Alaska Shows Perinatal Regionalization Works to Reduce Infant Deaths

When Stephanie Birch, RNC, MPH, MS, was a new nurse in 1982, Alaska’s infant mortality rate was the highest in the nation. More than 30 years later, Alaska sits at the opposite end of the spectrum, with the lowest rate of infant deaths. While it wasn’t a quick fix, Birch says Alaska shows significant improvement is possible. “You have to be willing to be open to the possibilities for improvement,” she says. “And, don’t give up.”

The NICHQ-led Collaborative Improvement and Innovation Network to Reduce Infant Mortality (Infant Mortality CoIIN) seeks to increase the number of deliveries of higher risk infants (defined as weighing less than 1,500 grams or less than 32 weeks gestation) at appropriate level facilities. The approach, known as perinatal regionalization, ensures the transfer of patients to hospitals where they can receive appropriate care. However, it comes with many challenges.

“Regionalization is the way that care should be delivered, particularly when you are working with a very rural environment where women and babies do not have access to a neo-natal intensive care unit or trained perinatologists,” says Kate Mohr, NR, NEA-BC, MSN, executive director of Children’s Hospital Providence in Anchorage, Ala. “The vision requires a commitment from all the hospitals to come together, without a competitive approach.”

That can be challenging in the current healthcare environment, particularly when institutions see themselves as the best place for care, according to Birch, the Title V Maternal Child Health director and section chief of Women’s, Children’s and Family Health for the Alaska Department of Health and Social Services. “The components that have led to our success are a direct result of institutions putting aside their competition and recognizing what’s in the best interest of the population and working together to solve the underlying problems.”

Alaska’s efforts toward risk-appropriate perinatal care began in the 1980s. In recent years, Birch and Mohr credit a collaborative, statewide approach to continued success. For example, the Alaska Pediatric Partnership, a group of public health leaders, hospital administrators and nurse leaders, and community clinicians meets once a month. In addition to reporting on what’s happening at individual hospitals and clinics, the team reviews state data on infant morbidity and mortality and establishes priorities.

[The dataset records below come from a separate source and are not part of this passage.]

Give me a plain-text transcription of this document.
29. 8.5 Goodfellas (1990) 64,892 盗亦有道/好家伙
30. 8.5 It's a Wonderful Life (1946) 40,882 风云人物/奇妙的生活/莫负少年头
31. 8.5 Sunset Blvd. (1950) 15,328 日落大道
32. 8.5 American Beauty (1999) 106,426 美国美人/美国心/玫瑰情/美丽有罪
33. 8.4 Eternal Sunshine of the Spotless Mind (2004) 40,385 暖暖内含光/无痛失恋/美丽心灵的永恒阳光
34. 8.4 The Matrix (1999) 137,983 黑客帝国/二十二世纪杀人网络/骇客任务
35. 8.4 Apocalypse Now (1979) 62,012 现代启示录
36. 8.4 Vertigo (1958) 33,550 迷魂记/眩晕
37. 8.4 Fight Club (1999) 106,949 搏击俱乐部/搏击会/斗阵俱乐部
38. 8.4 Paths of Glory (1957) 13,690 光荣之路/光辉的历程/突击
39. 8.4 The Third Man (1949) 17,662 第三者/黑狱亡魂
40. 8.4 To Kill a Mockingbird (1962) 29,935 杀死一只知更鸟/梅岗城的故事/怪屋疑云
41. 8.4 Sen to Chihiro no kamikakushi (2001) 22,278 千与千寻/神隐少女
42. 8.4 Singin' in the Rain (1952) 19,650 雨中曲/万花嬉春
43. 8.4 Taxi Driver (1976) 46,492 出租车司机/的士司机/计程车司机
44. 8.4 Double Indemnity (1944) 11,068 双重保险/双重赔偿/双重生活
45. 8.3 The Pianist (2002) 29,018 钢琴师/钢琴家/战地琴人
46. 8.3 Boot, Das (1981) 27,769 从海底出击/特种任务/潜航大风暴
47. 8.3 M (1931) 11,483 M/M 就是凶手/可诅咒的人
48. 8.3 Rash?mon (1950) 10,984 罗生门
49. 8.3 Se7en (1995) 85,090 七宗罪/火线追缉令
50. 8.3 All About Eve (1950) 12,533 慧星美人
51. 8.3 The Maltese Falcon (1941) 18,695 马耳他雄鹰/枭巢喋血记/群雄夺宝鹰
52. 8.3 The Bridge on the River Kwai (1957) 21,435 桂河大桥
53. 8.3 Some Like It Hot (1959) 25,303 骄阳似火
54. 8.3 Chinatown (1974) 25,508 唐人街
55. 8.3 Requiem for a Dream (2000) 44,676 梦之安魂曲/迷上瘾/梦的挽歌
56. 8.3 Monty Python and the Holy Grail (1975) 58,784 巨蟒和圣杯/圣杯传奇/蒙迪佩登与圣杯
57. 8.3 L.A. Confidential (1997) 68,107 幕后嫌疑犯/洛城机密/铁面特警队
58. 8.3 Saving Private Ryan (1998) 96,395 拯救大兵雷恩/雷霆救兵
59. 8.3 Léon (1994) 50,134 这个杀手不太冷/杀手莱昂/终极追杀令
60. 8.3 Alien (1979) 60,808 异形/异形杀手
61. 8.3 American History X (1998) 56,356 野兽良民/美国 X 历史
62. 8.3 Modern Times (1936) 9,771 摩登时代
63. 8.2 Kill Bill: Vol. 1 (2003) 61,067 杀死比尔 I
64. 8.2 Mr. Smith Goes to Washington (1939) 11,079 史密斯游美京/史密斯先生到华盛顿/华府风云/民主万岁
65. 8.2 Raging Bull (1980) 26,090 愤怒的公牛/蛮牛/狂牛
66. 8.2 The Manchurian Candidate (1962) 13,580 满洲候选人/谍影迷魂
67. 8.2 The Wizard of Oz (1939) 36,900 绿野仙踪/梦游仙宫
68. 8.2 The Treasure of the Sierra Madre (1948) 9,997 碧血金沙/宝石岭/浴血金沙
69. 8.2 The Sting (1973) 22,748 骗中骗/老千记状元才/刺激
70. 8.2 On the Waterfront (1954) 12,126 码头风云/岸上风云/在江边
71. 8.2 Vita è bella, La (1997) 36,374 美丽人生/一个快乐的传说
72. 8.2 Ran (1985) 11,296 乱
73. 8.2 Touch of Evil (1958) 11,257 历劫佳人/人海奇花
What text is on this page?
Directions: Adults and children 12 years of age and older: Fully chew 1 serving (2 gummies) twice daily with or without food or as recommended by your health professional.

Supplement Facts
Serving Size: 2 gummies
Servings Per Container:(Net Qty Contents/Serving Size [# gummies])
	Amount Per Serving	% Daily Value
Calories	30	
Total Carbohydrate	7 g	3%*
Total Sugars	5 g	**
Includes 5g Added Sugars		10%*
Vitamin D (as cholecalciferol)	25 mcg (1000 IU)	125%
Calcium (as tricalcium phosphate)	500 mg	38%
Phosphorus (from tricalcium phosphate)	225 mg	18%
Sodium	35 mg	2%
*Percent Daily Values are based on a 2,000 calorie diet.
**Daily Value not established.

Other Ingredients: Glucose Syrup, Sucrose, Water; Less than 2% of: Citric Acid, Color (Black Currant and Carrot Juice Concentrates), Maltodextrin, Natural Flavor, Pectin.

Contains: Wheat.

“First, the fact that we share data is really important,” Mohr says. “Second, when you focus on what’s happening in the state overall, that really changes the conversation, and it is what has made us really successful.”

When the group identifies a particular community or region that needs attention, a team of providers and specialists are tasked to outreach to the community clinicians. Perinatologists, pediatricians, and other clinicians are available to be dispatched to provide onsite training, support and best practices. The annual statewide Pediatric conference also addresses topics relevant to areas of concern each year as a strategy to engage the community of providers to improver practices or look at ways of improving outcomes in their community.

“This training is essential so that staff can stabilize patients for transport to a higher level facility. For people in rural communities, where it’s hard to get advanced training, it’s made a difference,” Birch says.

But there is one aspect training and education may not always address—trust. Some smaller facilities may not want to transfer a patient because they don’t want to lose a patient, or because they do not feel fully informed about a patient’s care after they leave the community.

Since Children’s Hospital Providence has the only Level 3 NICU in the state, Birch says it’s made it even more important for the hospital to develop relationships with other clinics and to ensure that high-risk mothers and babies who may need this high level of care are transferred. However, the extensive work done in rural communities to identify early high risk pregnancies has also meant that more patients than ever before can stay close to home.

“It’s important that rural clinicians don’t look at it as a failure if they can’t care for patients,” Birch says. “The Children’s Hospital at Providence as well as the Alaska Native Medical Center have improved their communicating back about a patient’s status and letting the initial community know what a good job they did. But you also need the quality check too—what didn’t go quite as well, what should have gone better?”

Nurses also play an important role in training and maintaining relationships. Early in the development of the perinatal/neonatal regionalization system, teams of neonatal nurse practitioners traveled to hospitals and clinics in rural areas to provide hands-on support and training. As national standardized training has developed, community hospitals have adopted this training and certification as a required part of their clinical staff training. This has helped to build a community standard for care, resulting in improved outcomes. Also a perinatal nurse consortium meets regularly, providing educational competencies and simulations so that clinicians at smaller hospitals can be ready for the occasional, high-risk birth.

“These traveling nurses are key to maintaining our relationships,” Mohr says. “We are constantly building relationships with clinicians, even within the competitive landscape. We really want to have babies and moms in the best place possible and get them back to an appropriate level of care close to home. That can be challenging but it’s the right thing to do.”